By the month of May 1865, the Bishop was able to tell Mr. Gladstone, "My visit to Italy has done me much good and I am allowed to return to Scotland for the summer and autumn. I am going from Florence to Munich to see Dr. Dollinger and expect to get home in the middle of June." On the 15th of that month he was at Christ Church, Oxford, recounting to Dr. Pusey his experiences in Italy and discussing prospects of reunion disclosed in conversations with Roman Catholic clergy in Italy, especially with the Brothers of Monte Cassino and the learned Dr. Dollinger in Munich. Pusey was then engaged in writing his first Eirenicon, published under the title of The Truth and Office of the English Church. Forbes strongly urged him to have it translated into French and German for the benefit of Roman Catholics who sympathized with the liberal views of leaders like the Archbishop of Paris, Monseigneur Dupanloup of Orleans, and Dr. Dollinger in Germany. Pusey also had resolved to reissue Newman's Tract XC on the Thirty-nine Articles, though he believed that the time was now ripe for a fuller treatment of the Catholic interpretation of the Articles than was possible in a tract. Forbes agreed, but when Pusey suggested that he should take up the subject, he demurred on the ground that his episcopal and pastoral duties were as heavy as his health could endure. Pusey, however, promised his help, and the Bishop, who in writing his Charge and preparing for his trial had made an elaborate study of the history and purpose of the Articles, agreed to begin the work at once.

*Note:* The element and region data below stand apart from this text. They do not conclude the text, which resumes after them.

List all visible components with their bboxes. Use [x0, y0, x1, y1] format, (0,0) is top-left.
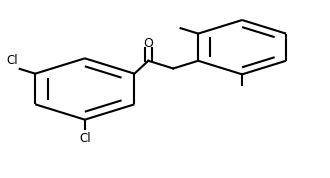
Text: O: O: [144, 37, 153, 50]
Text: Cl: Cl: [6, 54, 18, 67]
Text: Cl: Cl: [79, 132, 91, 145]
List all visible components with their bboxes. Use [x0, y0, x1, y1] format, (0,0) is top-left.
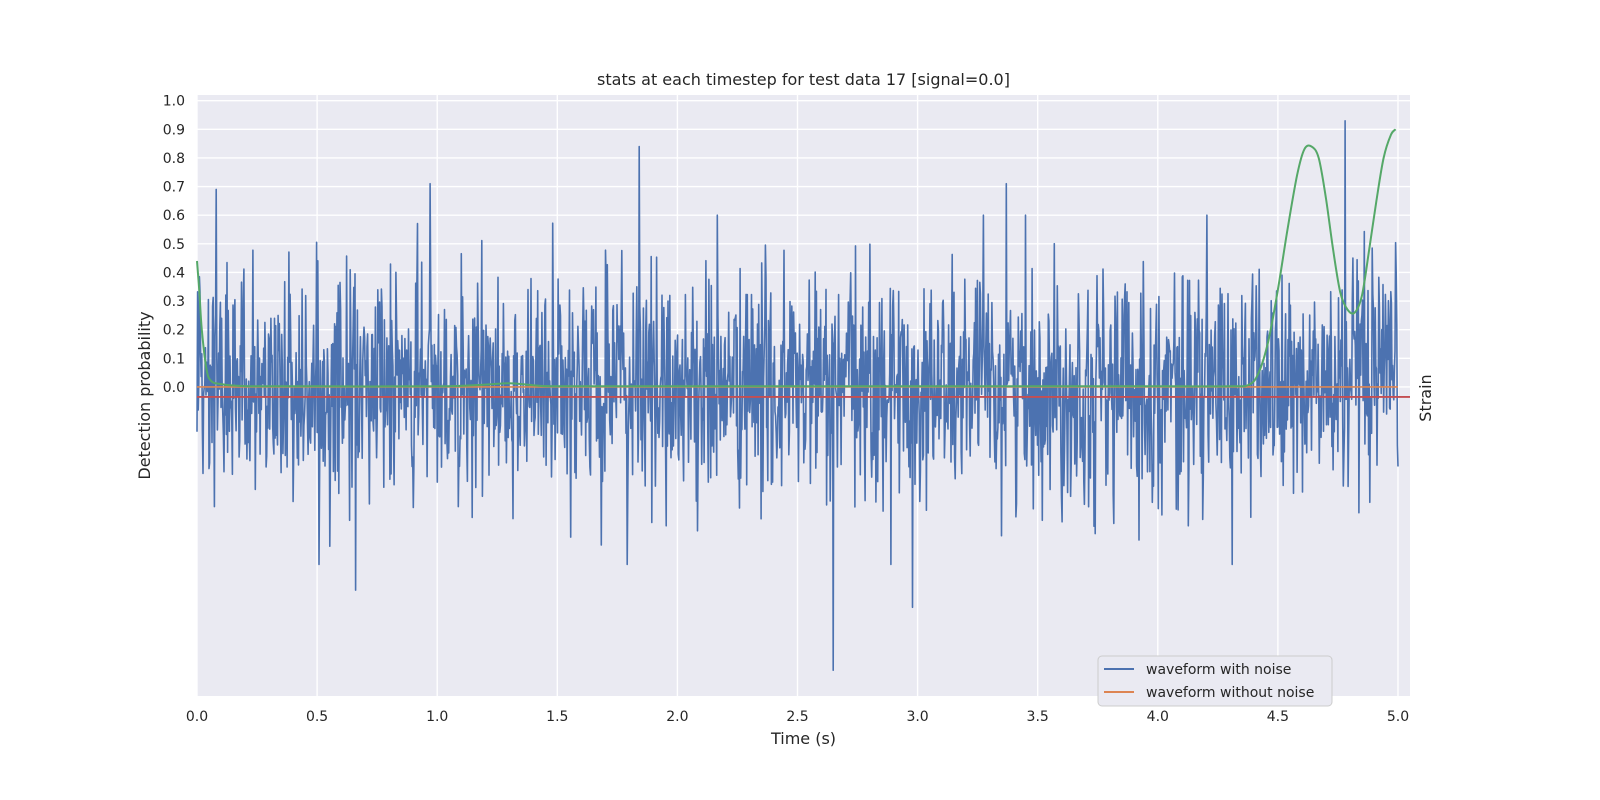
y-axis-label-left: Detection probability [135, 311, 154, 479]
y-tick-label: 0.6 [163, 208, 185, 224]
x-tick-label: 1.0 [426, 709, 448, 725]
x-tick-label: 0.5 [306, 709, 328, 725]
x-tick-label: 0.0 [186, 709, 208, 725]
x-axis-label: Time (s) [770, 729, 836, 748]
x-tick-label: 3.5 [1027, 709, 1049, 725]
x-tick-label: 1.5 [546, 709, 568, 725]
x-tick-label: 5.0 [1387, 709, 1409, 725]
series-layer [196, 120, 1410, 671]
tick-labels: 0.0 0.5 1.0 1.5 2.0 2.5 3.0 3.5 4.0 4.5 5.0 0.0 0.1 0… [163, 94, 1409, 725]
chart-title: stats at each timestep for test data 17 … [597, 70, 1010, 89]
y-tick-label: 0.2 [163, 323, 185, 339]
y-tick-label: 0.1 [163, 351, 185, 367]
y-tick-label: 1.0 [163, 94, 185, 110]
y-tick-label: 0.5 [163, 237, 185, 253]
legend: waveform with noise waveform without noi… [1097, 655, 1333, 707]
x-tick-label: 4.0 [1147, 709, 1169, 725]
x-tick-label: 4.5 [1267, 709, 1289, 725]
y-axis-label-right: Strain [1416, 374, 1435, 421]
x-tick-label: 2.5 [786, 709, 808, 725]
y-tick-label: 0.3 [163, 294, 185, 310]
y-tick-label: 0.8 [163, 151, 185, 167]
series-waveform-with-noise [196, 120, 1399, 671]
y-tick-label: 0.0 [163, 380, 185, 396]
x-tick-label: 2.0 [666, 709, 688, 725]
legend-label-clean: waveform without noise [1146, 685, 1314, 701]
y-tick-label: 0.7 [163, 180, 185, 196]
legend-label-noise: waveform with noise [1146, 662, 1291, 678]
y-tick-label: 0.9 [163, 122, 185, 138]
x-tick-label: 3.0 [906, 709, 928, 725]
series-detection-probability [196, 128, 1397, 388]
y-tick-label: 0.4 [163, 265, 185, 281]
legend-box [1097, 655, 1333, 707]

Early in July Forbes was back in his "gloomy house" in Dundee, where a happy surprise awaited him. During his absence abroad the congregation of St. Paul's had determined to clear off the church debt, so that one of his first episcopal acts might be the consecration of the building. The proposal caught the imagination of the people, and their response was so generous that the whole ' sum required, amounting to some £2000, was contributed. In good spirits, though still far from strong, the Bishop took up the routine of weekday and Sunday duties, even down to the catechizing class of young men and women on Sunday afternoons. He spent much time in preparing for the consecration of the church, and on All Saints' Day, at a great service, attended by four bishops, a large number of clergy, and a congregation of nearly a thousand people, St. Paul's was consecrated. Dearer even than this were the tokens of affection mingled with veneration with which the Bishop was met from every quarter. Scottish people are anything but demonstrative, but, once moved, they can glow with appreciation; their warmth of feeling was like Italian sunshine to the Bishop.
For recreation there was the translation of the Scottish liturgy into Greek for the benefit of the Primus, who intended to visit prelates of the Holy Orthodox Church in Russia, and there were the Thirty-nine Articles, which once had been "the forty stripes save one", wherewith his brother-bishops had scourged him, and which now he was trying so to explain that Romans and Easterns alike might see in them an olive branch of peace for the reunion of Christendom.